- Native name: Кузьма Григорьевич Труфанов
- Born: 15 November 1901 Voronezh Governorate, Russian Empire
- Died: 30 December 1958 (aged 57) Krasnodar Krai, Soviet Union
- Allegiance: Soviet Union
- Service years: 1918–1944
- Rank: Major General
- Unit: 18th Tank Corps
- Conflicts: World War II Battle of Kursk; Battle of the Dnieper; ;

= Kuzma Trufanov =

Russian general (1901–1958)

Kuzma Grigorevich Trufanov (Кузьма Григорьевич Труфанов; 15 November 1901 — 30 December 1958) was a Russian Red Army major general during the Second World War.

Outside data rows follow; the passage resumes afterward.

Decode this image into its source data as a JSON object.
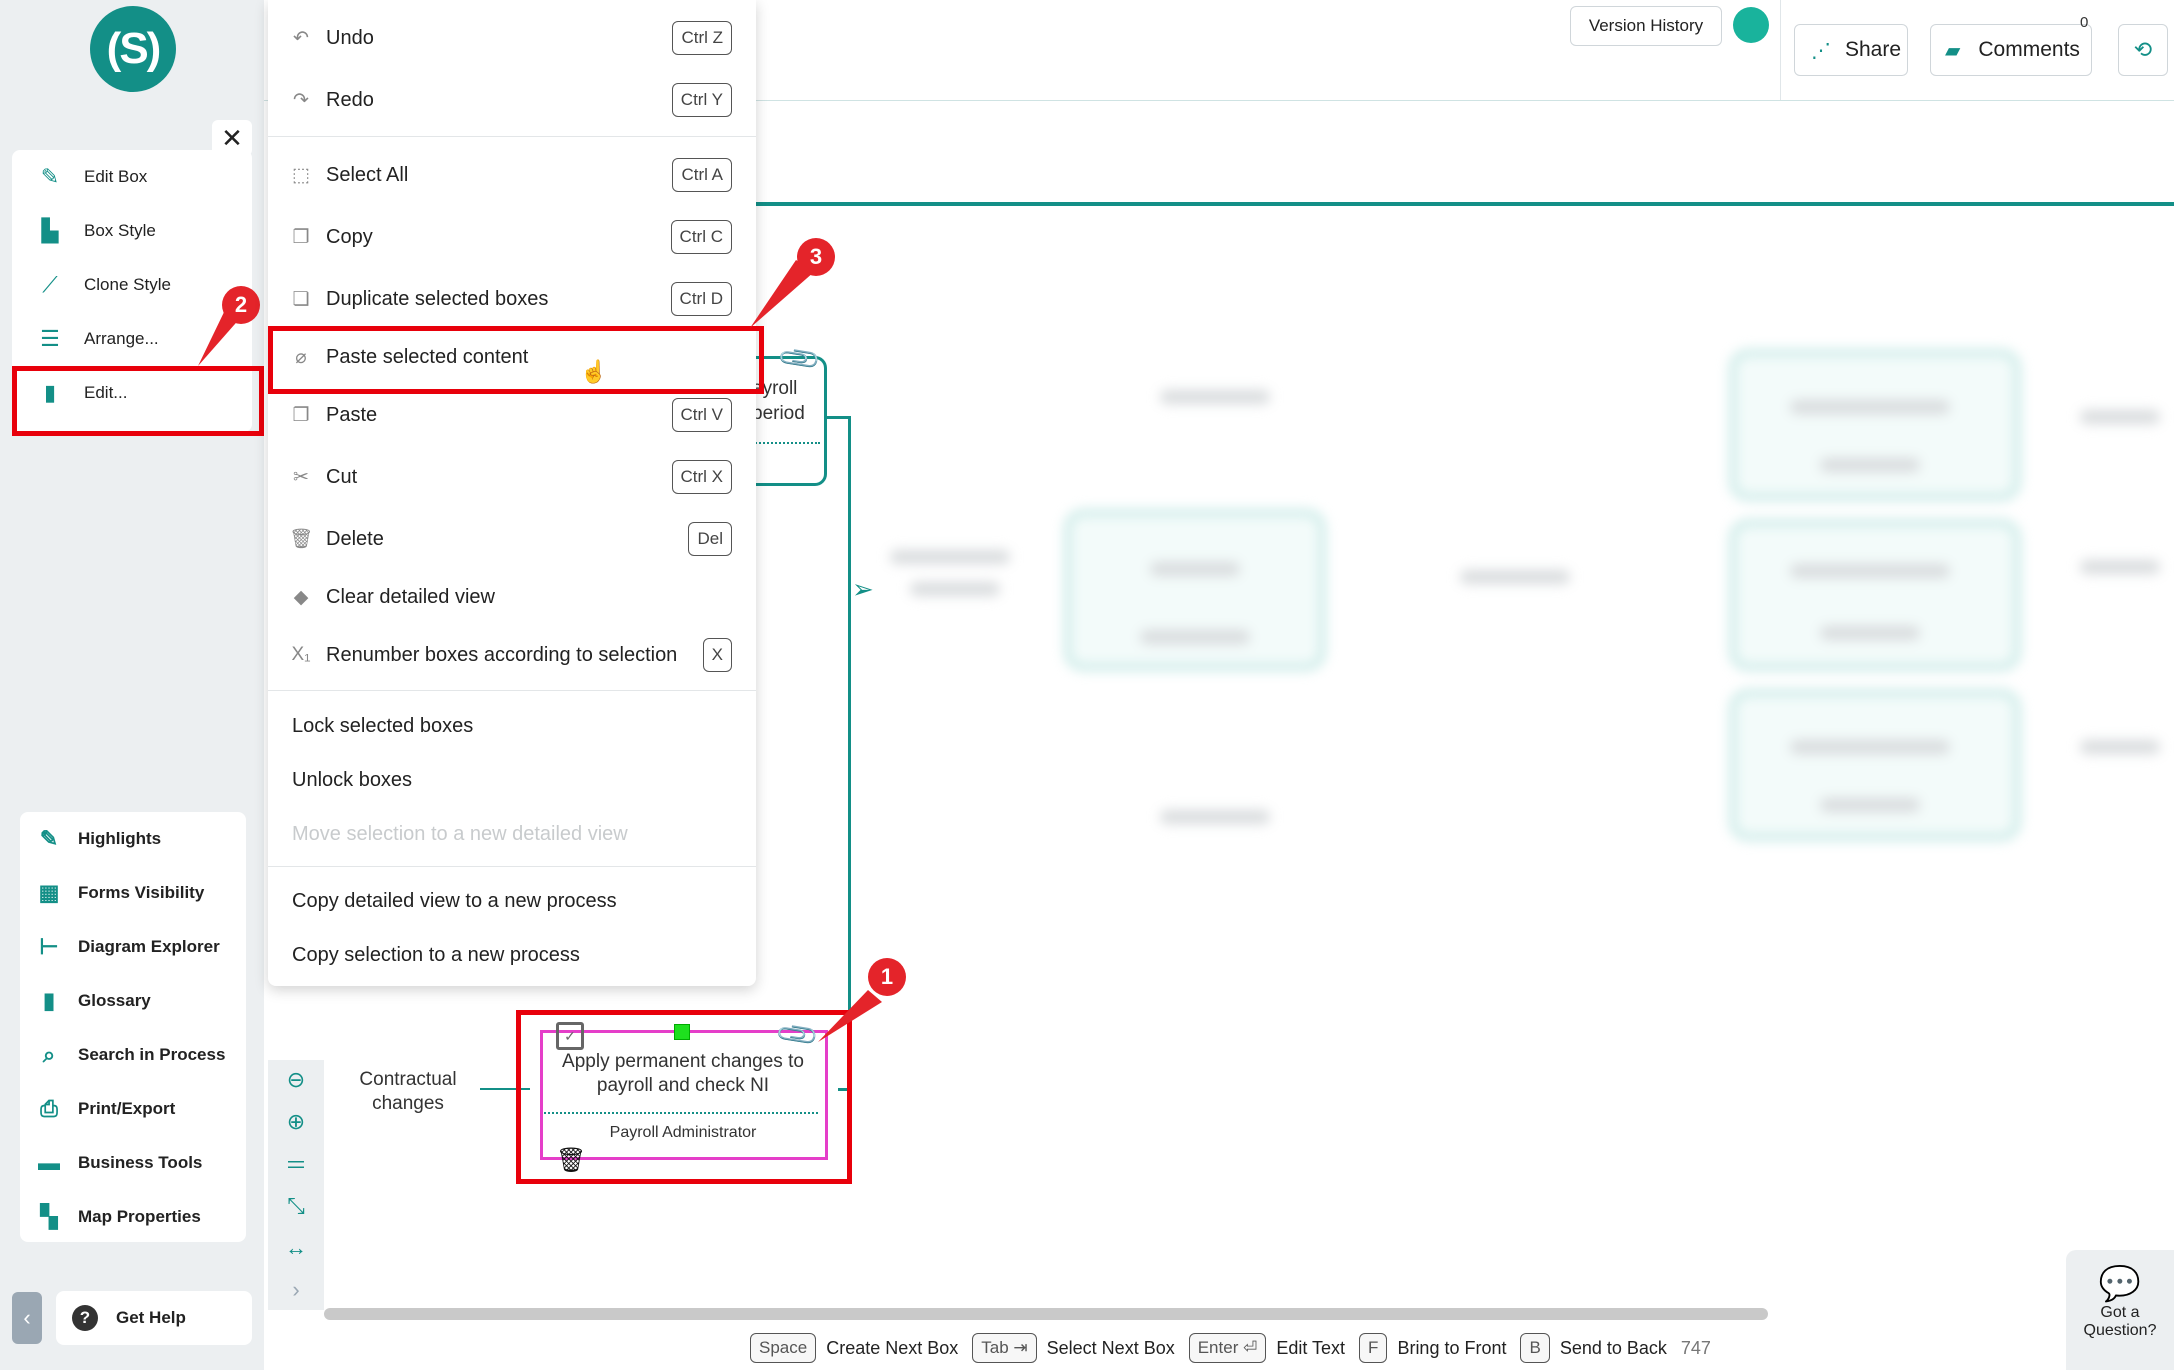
{
  "logo": {
    "text": "(S)"
  },
  "edit_panel": {
    "items": [
      {
        "label": "Edit Box",
        "icon": "pencil-icon"
      },
      {
        "label": "Box Style",
        "icon": "palette-icon"
      },
      {
        "label": "Clone Style",
        "icon": "eyedropper-icon"
      },
      {
        "label": "Arrange...",
        "icon": "align-icon"
      },
      {
        "label": "Edit...",
        "icon": "clipboard-icon"
      }
    ]
  },
  "tools_panel": {
    "items": [
      {
        "label": "Highlights",
        "icon": "highlighter-icon"
      },
      {
        "label": "Forms Visibility",
        "icon": "table-icon"
      },
      {
        "label": "Diagram Explorer",
        "icon": "tree-icon"
      },
      {
        "label": "Glossary",
        "icon": "book-icon"
      },
      {
        "label": "Search in Process",
        "icon": "search-icon"
      },
      {
        "label": "Print/Export",
        "icon": "printer-icon"
      },
      {
        "label": "Business Tools",
        "icon": "briefcase-icon"
      },
      {
        "label": "Map Properties",
        "icon": "map-icon"
      }
    ]
  },
  "help": {
    "label": "Get Help"
  },
  "topbar": {
    "version_history": "Version History",
    "share": "Share",
    "comments": "Comments",
    "comments_count": "0"
  },
  "context_menu": {
    "items": [
      {
        "label": "Undo",
        "shortcut": "Ctrl Z"
      },
      {
        "label": "Redo",
        "shortcut": "Ctrl Y"
      },
      {
        "label": "Select All",
        "shortcut": "Ctrl A"
      },
      {
        "label": "Copy",
        "shortcut": "Ctrl C"
      },
      {
        "label": "Duplicate selected boxes",
        "shortcut": "Ctrl D"
      },
      {
        "label": "Paste selected content",
        "shortcut": ""
      },
      {
        "label": "Paste",
        "shortcut": "Ctrl V"
      },
      {
        "label": "Cut",
        "shortcut": "Ctrl X"
      },
      {
        "label": "Delete",
        "shortcut": "Del"
      },
      {
        "label": "Clear detailed view",
        "shortcut": ""
      },
      {
        "label": "Renumber boxes according to selection",
        "shortcut": "X"
      },
      {
        "label": "Lock selected boxes"
      },
      {
        "label": "Unlock boxes"
      },
      {
        "label": "Move selection to a new detailed view",
        "disabled": true
      },
      {
        "label": "Copy detailed view to a new process"
      },
      {
        "label": "Copy selection to a new process"
      }
    ]
  },
  "diagram": {
    "top_box_text_line1": "ayroll",
    "top_box_text_line2": "period",
    "input_label_line1": "Contractual",
    "input_label_line2": "changes",
    "selected_box_line1": "Apply permanent changes to",
    "selected_box_line2": "payroll and check NI",
    "selected_box_role": "Payroll Administrator"
  },
  "annotations": {
    "badge1": "1",
    "badge2": "2",
    "badge3": "3"
  },
  "status_bar": {
    "items": [
      {
        "key": "Space",
        "label": "Create Next Box"
      },
      {
        "key": "Tab ⇥",
        "label": "Select Next Box"
      },
      {
        "key": "Enter ⏎",
        "label": "Edit Text"
      },
      {
        "key": "F",
        "label": "Bring to Front"
      },
      {
        "key": "B",
        "label": "Send to Back"
      }
    ],
    "zoom_value": "747"
  },
  "chat_widget": {
    "label_line1": "Got a",
    "label_line2": "Question?"
  },
  "colors": {
    "brand": "#138f87",
    "highlight_red": "#e8000b",
    "selection_magenta": "#e53ec9"
  }
}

Trufanov joined the Red Army in 1918, fighting in the Russian Civil War and the Polish–Soviet War. He became a cavalry officer and participated in the Battle of Lake Khasan in 1938. Before the German invasion of the Soviet Union Trufanov became commander of the 7th Mechanized Corps' motorcycle regiment. He was severely wounded in the corps' unsuccessful Lepel counterattack in July 1941 and received the Order of Lenin for his actions. After recovering, Trufanov became commander of a cavalry school. In March 1943 he became deputy commander of the 5th Guards Tank Army. During the Battle of Prokhorovka, part of the Battle of Kursk, Trufanov led the army's reserve in the counterattack at Prokhorovka. In September he was given command of the army's 18th Tank Corps. However, Trufanov did not command for long, as he was severely wounded during the Battle of the Dnieper in October. After a year of treatment in the hospital, Trufanov was discharged from the army in November 1944.